Galileo did not get into trouble because of his ideas—his ideas were taken from a priest, Copernicus. The Times does not mention that he was a priest, nor does it mention that Father Roger Boscovich continued to explore Copernican ideas at the same time that Galileo was charged with heresy. What Galileo did to anger the Church was to present his hypothesis as fact—that was the heresy.
The newspaper’s readers never learn that Copernicus’s theory found a receptive audience with Pope Clement VII. Nor are they appraised of the fact that a century later, all of Galileo’s works were published. In 1741, Pope Benedict XIV granted them an imprimatur.

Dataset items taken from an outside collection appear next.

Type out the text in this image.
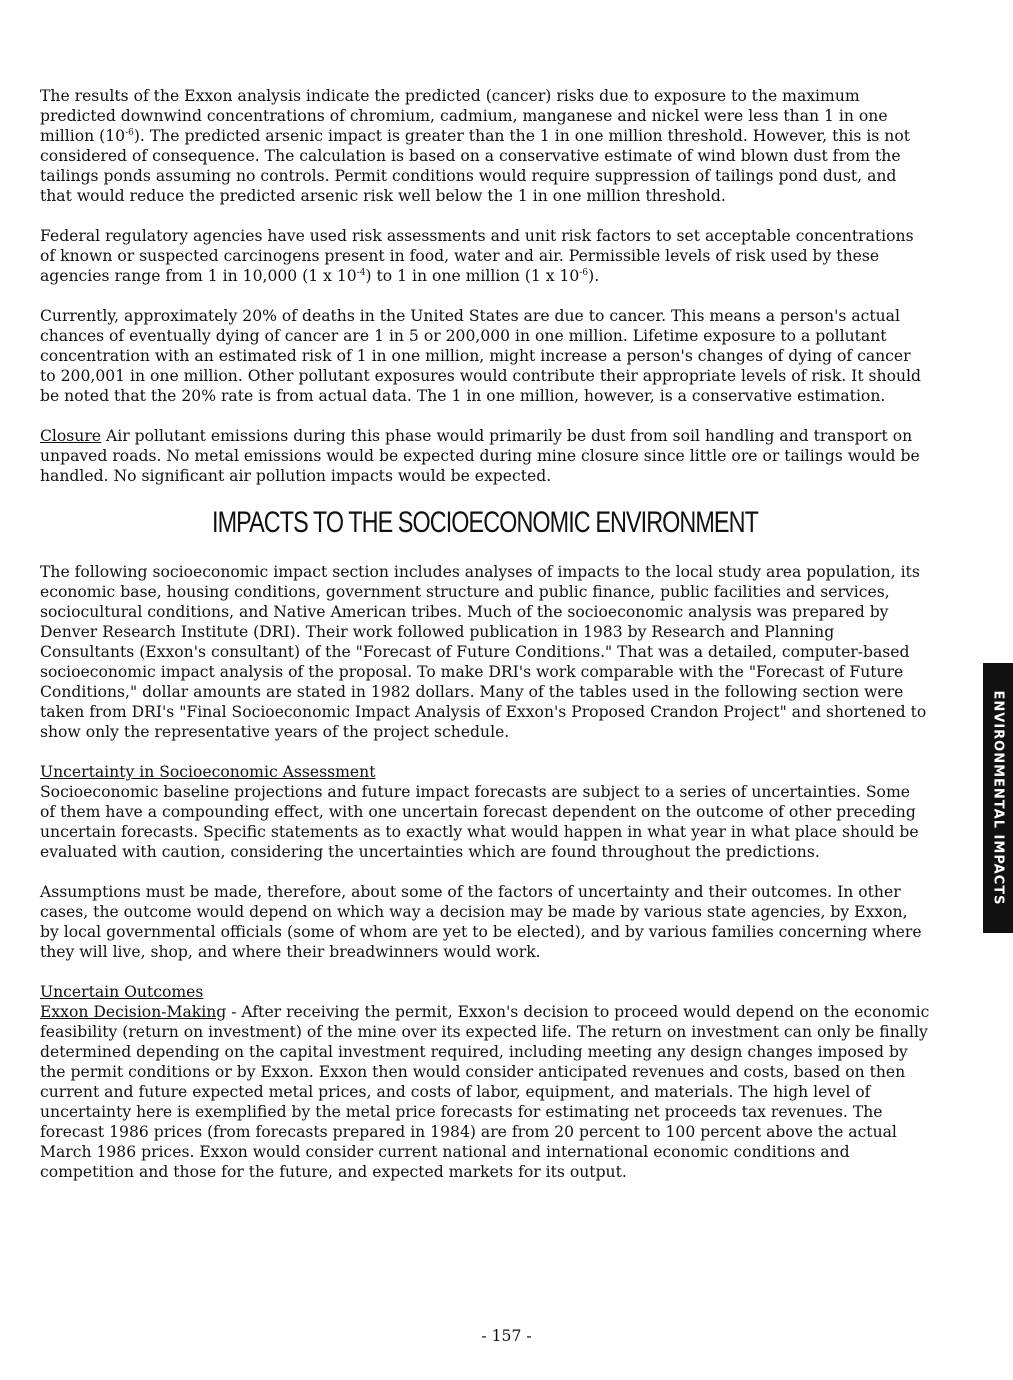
The results of the Exxon analysis indicate the predicted (cancer) risks due to exposure to the maximum predicted downwind concentrations of chromium, cadmium, manganese and nickel were less than 1 in one million $(10^{-6})$. The predicted arsenic impact is greater than the 1 in one million threshold. However, this is not considered of consequence. The calculation is based on a conservative estimate of wind blown dust from the tailings ponds assuming no controls. Permit conditions would require suppression of tailings pond dust, and that would reduce the predicted arsenic risk well below the 1 in one million threshold.

Federal regulatory agencies have used risk assessments and unit risk factors to set acceptable concentrations of known or suspected carcinogens present in food, water and air. Permissible levels of risk used by these agencies range from 1 in 10,000 (1 x $10^{-4}$) to 1 in one million (1 x $10^{-6}$).

Currently, approximately 20% of deaths in the United States are due to cancer. This means a person's actual chances of eventually dying of cancer are 1 in 5 or 200,000 in one million. Lifetime exposure to a pollutant concentration with an estimated risk of 1 in one million, might increase a person's changes of dying of cancer to 200,001 in one million. Other pollutant exposures would contribute their appropriate levels of risk. It should be noted that the 20% rate is from actual data. The 1 in one million, however, is a conservative estimation.

Closure Air pollutant emissions during this phase would primarily be dust from soil handling and transport on unpaved roads. No metal emissions would be expected during mine closure since little ore or tailings would be handled. No significant air pollution impacts would be expected.

IMPACTS TO THE SOCIOECONOMIC ENVIRONMENT

The following socioeconomic impact section includes analyses of impacts to the local study area population, its economic base, housing conditions, government structure and public finance, public facilities and services, sociocultural conditions, and Native American tribes. Much of the socioeconomic analysis was prepared by Denver Research Institute (DRI). Their work followed publication in 1983 by Research and Planning Consultants (Exxon's consultant) of the "Forecast of Future Conditions." That was a detailed, computer-based socioeconomic impact analysis of the proposal. To make DRI's work comparable with the "Forecast of Future Conditions," dollar amounts are stated in 1982 dollars. Many of the tables used in the following section were taken from DRI's "Final Socioeconomic Impact Analysis of Exxon's Proposed Crandon Project" and shortened to show only the representative years of the project schedule.

Uncertainty in Socioeconomic Assessment
Socioeconomic baseline projections and future impact forecasts are subject to a series of uncertainties. Some of them have a compounding effect, with one uncertain forecast dependent on the outcome of other preceding uncertain forecasts. Specific statements as to exactly what would happen in what year in what place should be evaluated with caution, considering the uncertainties which are found throughout the predictions.

Assumptions must be made, therefore, about some of the factors of uncertainty and their outcomes. In other cases, the outcome would depend on which way a decision may be made by various state agencies, by Exxon, by local governmental officials (some of whom are yet to be elected), and by various families concerning where they will live, shop, and where their breadwinners would work.

Uncertain Outcomes
Exxon Decision-Making - After receiving the permit, Exxon's decision to proceed would depend on the economic feasibility (return on investment) of the mine over its expected life. The return on investment can only be finally determined depending on the capital investment required, including meeting any design changes imposed by the permit conditions or by Exxon. Exxon then would consider anticipated revenues and costs, based on then current and future expected metal prices, and costs of labor, equipment, and materials. The high level of uncertainty here is exemplified by the metal price forecasts for estimating net proceeds tax revenues. The forecast 1986 prices (from forecasts prepared in 1984) are from 20 percent to 100 percent above the actual March 1986 prices. Exxon would consider current national and international economic conditions and competition and those for the future, and expected markets for its output.

ENVIRONMENTAL IMPACTS
- 157 -
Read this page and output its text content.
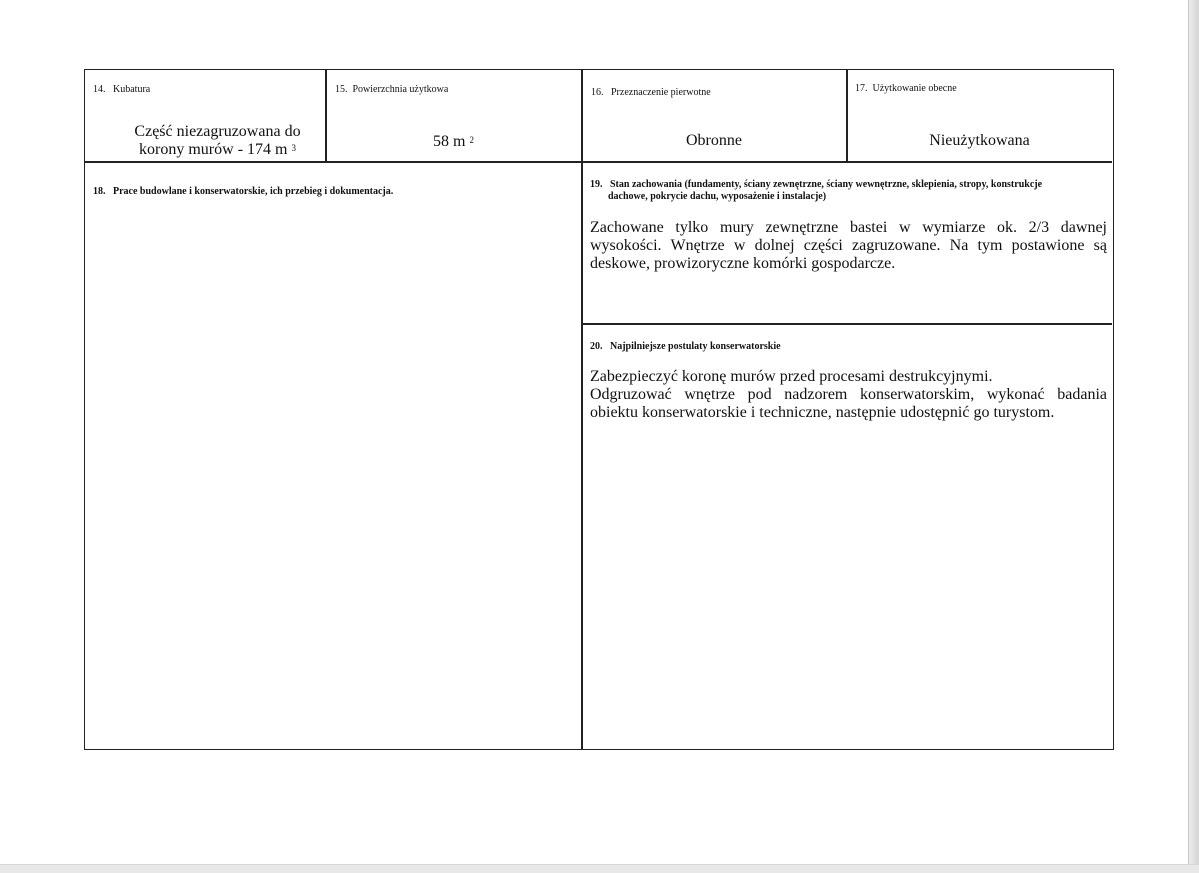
14. Kubatura
Część niezagruzowana do
korony murów - 174 m $^3$
15. Powierzchnia użytkowa
58 m $^2$
16. Przeznaczenie pierwotne
Obronne
17. Użytkowanie obecne
Nieużytkowana
18. Prace budowlane i konserwatorskie, ich przebieg i dokumentacja.
19. Stan zachowania (fundamenty, ściany zewnętrzne, ściany wewnętrzne, sklepienia, stropy, konstrukcje
dachowe, pokrycie dachu, wyposażenie i instalacje)
Zachowane tylko mury zewnętrzne bastei w wymiarze ok. 2/3 dawnej wysokości. Wnętrze w dolnej części zagruzowane. Na tym postawione są deskowe, prowizoryczne komórki gospodarcze.
20. Najpilniejsze postulaty konserwatorskie
Zabezpieczyć koronę murów przed procesami destrukcyjnymi.
Odgruzować wnętrze pod nadzorem konserwatorskim, wykonać badania obiektu konserwatorskie i techniczne, następnie udostępnić go turystom.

Contrary to what the Times says, Bruno was not punished for his Copernican ideas: he was punished because the priest denied the central teachings of the Catholic Church. He denied the divinity of Jesus, the virginity of Our Blessed Mother, the Trinity and transubstantiation. He left nothing on the table. Moreover, he was not only excommunicated by the Catholic Church, he was given the heave-ho by the Swiss Calvinists, the German Lutherans and the English Anglicans as well.
What really makes the Times story so rich is that the newspaper is guilty of conducting it own war on science. By maintaining that the sexes are interchangeable, and by referring to biological men who declare themselves to be a woman—like the Minneapolis Catholic mass shooter—as “she” and “her,” the newspaper is flexing its anti-science muscles.
Rapping Trump and the Catholic Church is standard fare for the “newspaper of record.” But this story is unusually sordid.